La tarea es poder disponer de esos signos en un espacio-tiempo, de modo tal que cada verso sea una ventana abierta a aquello “otro”, que el conjunto de los versos o las palabras dispuestas en esa constelación hagan habitable esa región del lenguaje que, desnuda, es capaz de quemar o inmolar a quien se le acerque demasiado.
Para ello es necesario proveerse de herramientas. Estas pueden ser, en principio, las reglas generales de la escritura. Pero también pueden ser otras, singulares, que creen un estilo, un nombre propio. Las reglas, por supuesto, están para romperlas. Una vez aplicadas aquí o allí, pueden ser torcidas, vulneradas, reinventadas si ello es eficaz. Se trata de que estas herramientas nos permitan crear un plan y que, decididamente, siempre falle. Que dé lugar a nuevos modos de exploración.
En definitiva, si tomamos la escritura como un laboratorio, nuestro espirítu estará abierto a aprender a crear, a fallar mil veces y volver a intentarlo. Pero también aceptaremos que el resultado siempre deba volver a ponerse a prueba, para que el proceso de la escritura siga, no sea interrumpido por el orden de las cosas, por lo que “es”.

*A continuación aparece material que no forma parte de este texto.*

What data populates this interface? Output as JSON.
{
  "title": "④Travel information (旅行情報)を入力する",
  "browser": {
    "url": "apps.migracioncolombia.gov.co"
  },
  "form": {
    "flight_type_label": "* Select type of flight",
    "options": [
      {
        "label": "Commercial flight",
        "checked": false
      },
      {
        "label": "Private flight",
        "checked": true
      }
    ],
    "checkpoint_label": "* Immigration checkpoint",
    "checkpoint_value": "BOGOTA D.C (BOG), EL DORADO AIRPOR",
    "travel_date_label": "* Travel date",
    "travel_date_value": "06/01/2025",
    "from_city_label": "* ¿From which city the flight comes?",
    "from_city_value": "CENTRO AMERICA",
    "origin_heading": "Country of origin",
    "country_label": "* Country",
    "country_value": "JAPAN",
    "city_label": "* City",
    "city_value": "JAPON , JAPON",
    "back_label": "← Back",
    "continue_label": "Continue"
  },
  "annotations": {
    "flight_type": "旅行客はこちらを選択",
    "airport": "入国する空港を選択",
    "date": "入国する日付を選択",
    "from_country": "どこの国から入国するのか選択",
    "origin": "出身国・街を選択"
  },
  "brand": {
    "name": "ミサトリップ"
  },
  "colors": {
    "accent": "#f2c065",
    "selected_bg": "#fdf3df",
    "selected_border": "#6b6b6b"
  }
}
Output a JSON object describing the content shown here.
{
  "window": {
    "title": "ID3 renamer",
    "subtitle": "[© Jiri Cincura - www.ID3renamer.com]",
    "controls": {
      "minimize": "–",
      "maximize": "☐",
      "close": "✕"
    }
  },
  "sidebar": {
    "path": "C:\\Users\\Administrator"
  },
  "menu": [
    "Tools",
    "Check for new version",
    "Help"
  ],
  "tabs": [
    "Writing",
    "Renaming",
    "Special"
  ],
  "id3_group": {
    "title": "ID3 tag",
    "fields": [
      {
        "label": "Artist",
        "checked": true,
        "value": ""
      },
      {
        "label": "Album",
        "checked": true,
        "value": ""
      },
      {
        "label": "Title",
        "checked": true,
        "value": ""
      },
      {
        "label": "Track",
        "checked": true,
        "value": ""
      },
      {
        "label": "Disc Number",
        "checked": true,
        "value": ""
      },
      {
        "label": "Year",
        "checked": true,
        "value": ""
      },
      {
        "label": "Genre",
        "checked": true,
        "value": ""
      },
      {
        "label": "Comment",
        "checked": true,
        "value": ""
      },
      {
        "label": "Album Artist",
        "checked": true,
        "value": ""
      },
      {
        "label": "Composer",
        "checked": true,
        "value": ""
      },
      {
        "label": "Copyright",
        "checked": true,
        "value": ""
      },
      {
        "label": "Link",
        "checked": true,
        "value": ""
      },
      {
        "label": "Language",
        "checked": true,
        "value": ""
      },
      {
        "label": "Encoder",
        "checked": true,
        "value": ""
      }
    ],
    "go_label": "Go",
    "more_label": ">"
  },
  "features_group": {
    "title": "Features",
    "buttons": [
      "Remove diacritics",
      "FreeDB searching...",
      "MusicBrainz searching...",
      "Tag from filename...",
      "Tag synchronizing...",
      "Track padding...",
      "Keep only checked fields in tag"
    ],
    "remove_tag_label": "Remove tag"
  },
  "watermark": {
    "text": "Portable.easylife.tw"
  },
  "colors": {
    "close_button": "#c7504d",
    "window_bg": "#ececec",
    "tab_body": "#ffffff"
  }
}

No soy más que el vagón de un tren que en la década del sesenta se tambaleaba, llegando, sobre ese río a orillas de la ciudad de Necochea. Los primeros acordes de la música de Piazzola me vuelve a llevar a quién soy. Las palabras de mi abuela Sara, un libro encontrado por azar, Cris, la escritura tambaleante, mis hijos, el descubrimiento de Dios.